Not-so-secret reflections
After The Wall Street Journal leaked portions of an internal 50-page IMF report analyzing the efficacy of its first Greece bailout, the IMF decided to release its full findings Wednesday evening. Dated May 20, the "Ex Post Evaluation" covers both the successes and shortfalls of the IMF's May 2010 to March 2012 Stand-By Arrangement. While it patted itself on the back for Greece's retained EU membership, fiscal consolidation, steadier pension system, and "relatively well-contained" global spillover, the majority of the report focuses on the IMF's failures. Here are five major lessons learned from this bailout blunder.

1. Keep it snappy
Stakeholder agreement and consensus gathering is all well and good, but dire straits call for swift action. The IMF admits that earlier debt restructuring would've put the government on steadier ground, as well as stem the private credit exodus that put even more pressure on Greece's then-prime minister, George Papandreou, and the public sector.

2. Keep it specific
The IMF's Stand-By Arrangement (SBA) is no new invention. Since 1952, the IMF has used the SBA as its "workhorse lending instrument" for developing and developed countries. But a workhorse isn't always what a financial crisis needs. In this case, the IMF concedes that it should've tailored its lending policies to Greece's EU member status. As the IMF jumped in, it allowed other EU members to take a step back, shifting responsibility and paving the way for multiyear gridlock and finger-pointing .

3. Don't forget the 1%
No number crunching can overcome an angry mob.

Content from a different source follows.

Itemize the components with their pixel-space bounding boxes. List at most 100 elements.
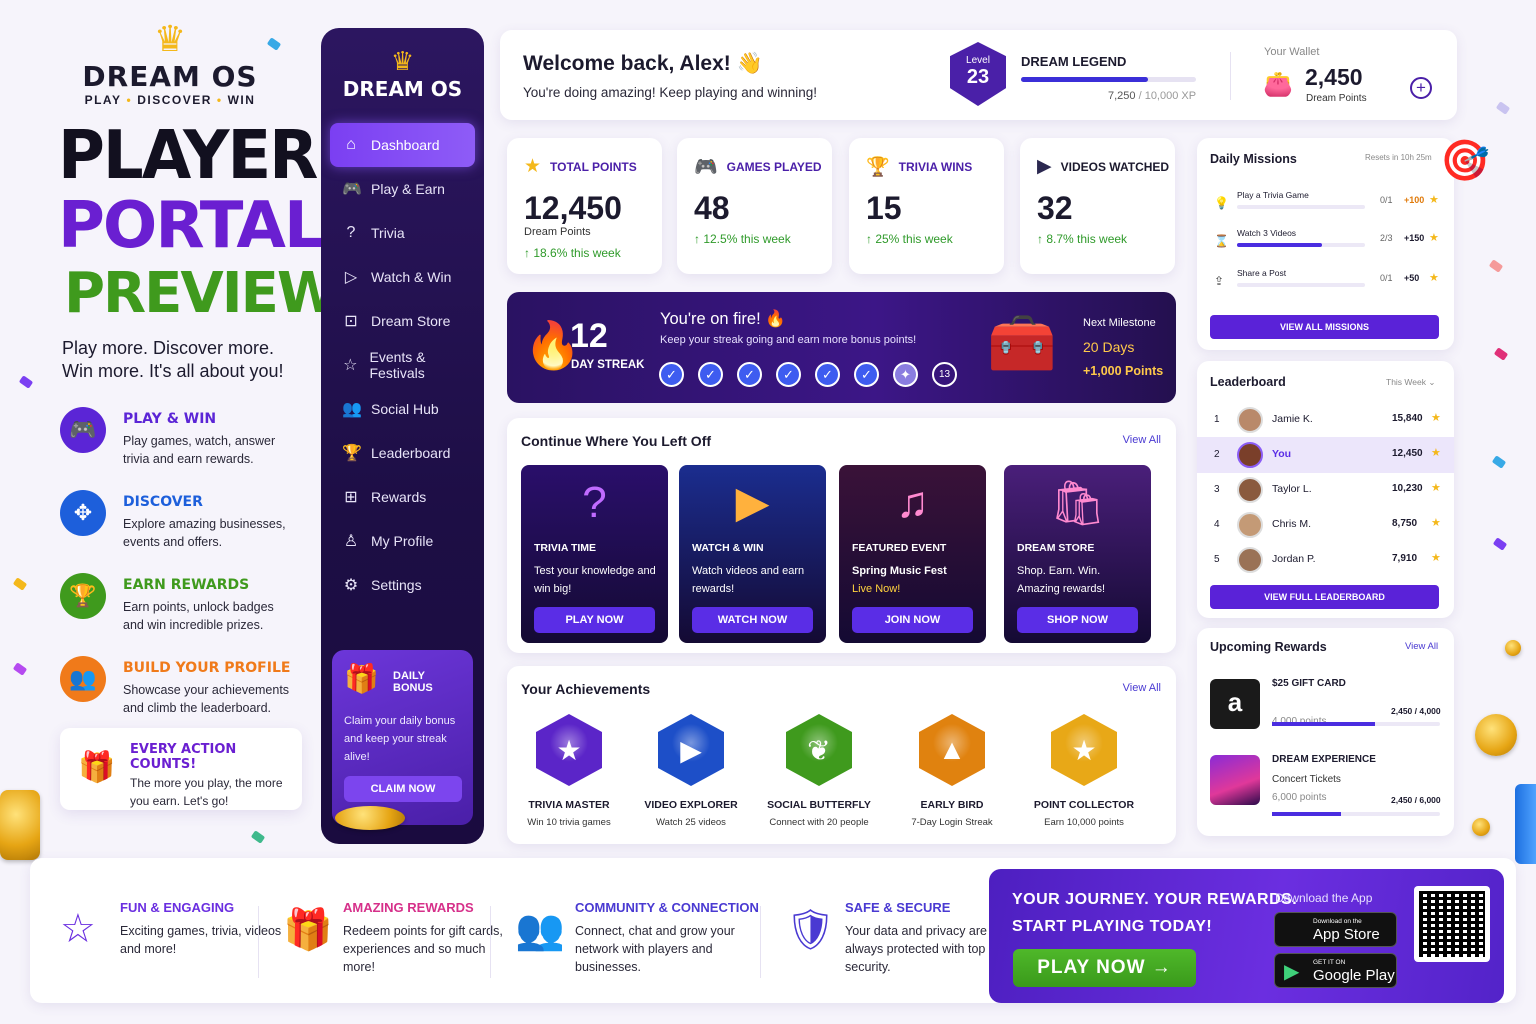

The IMF notes that its effort "might have been more enduring if more visible progress had been made with regard to getting those on high incomes to pay their taxes," as well as avoiding pension cuts for Greece's poorest citizens.

4. Own it
And even if major reforms had been successful, the IMF reflects that Greeks felt resentful about the lack of ownership over their own economic recovery, creating opposition to seemingly positive policy changes. IMF analysts flooded Greece's government offices with technical assistance and, regardless of efficacy, "these efforts are unlikely to be able to substitute for political ownership."

5. Spread the risk
There's nothing like an economic crisis to show you where the cracks are. The seemingly stable and unified European Union was hit hard by Greece's fall, and many members would've preferred flight over fight. But the EU architecture kept countries combined, even as a lack of risk-sharing arrangements or banking unions made any concerted efforts seemingly impossible.

But there's hope
While this report puts fuel on the fire of Greece's bailout blunders, there's an obvious bright spot to this report's findings. The IMF knows it messed up, and it went to the trouble of finding out how and why. The eurozone crisis isn't over, and the global recession is far from wrapped up. Economies that seem strong today might crumble tomorrow and, if they do, we can hope the IMF will remember well its lessons learned.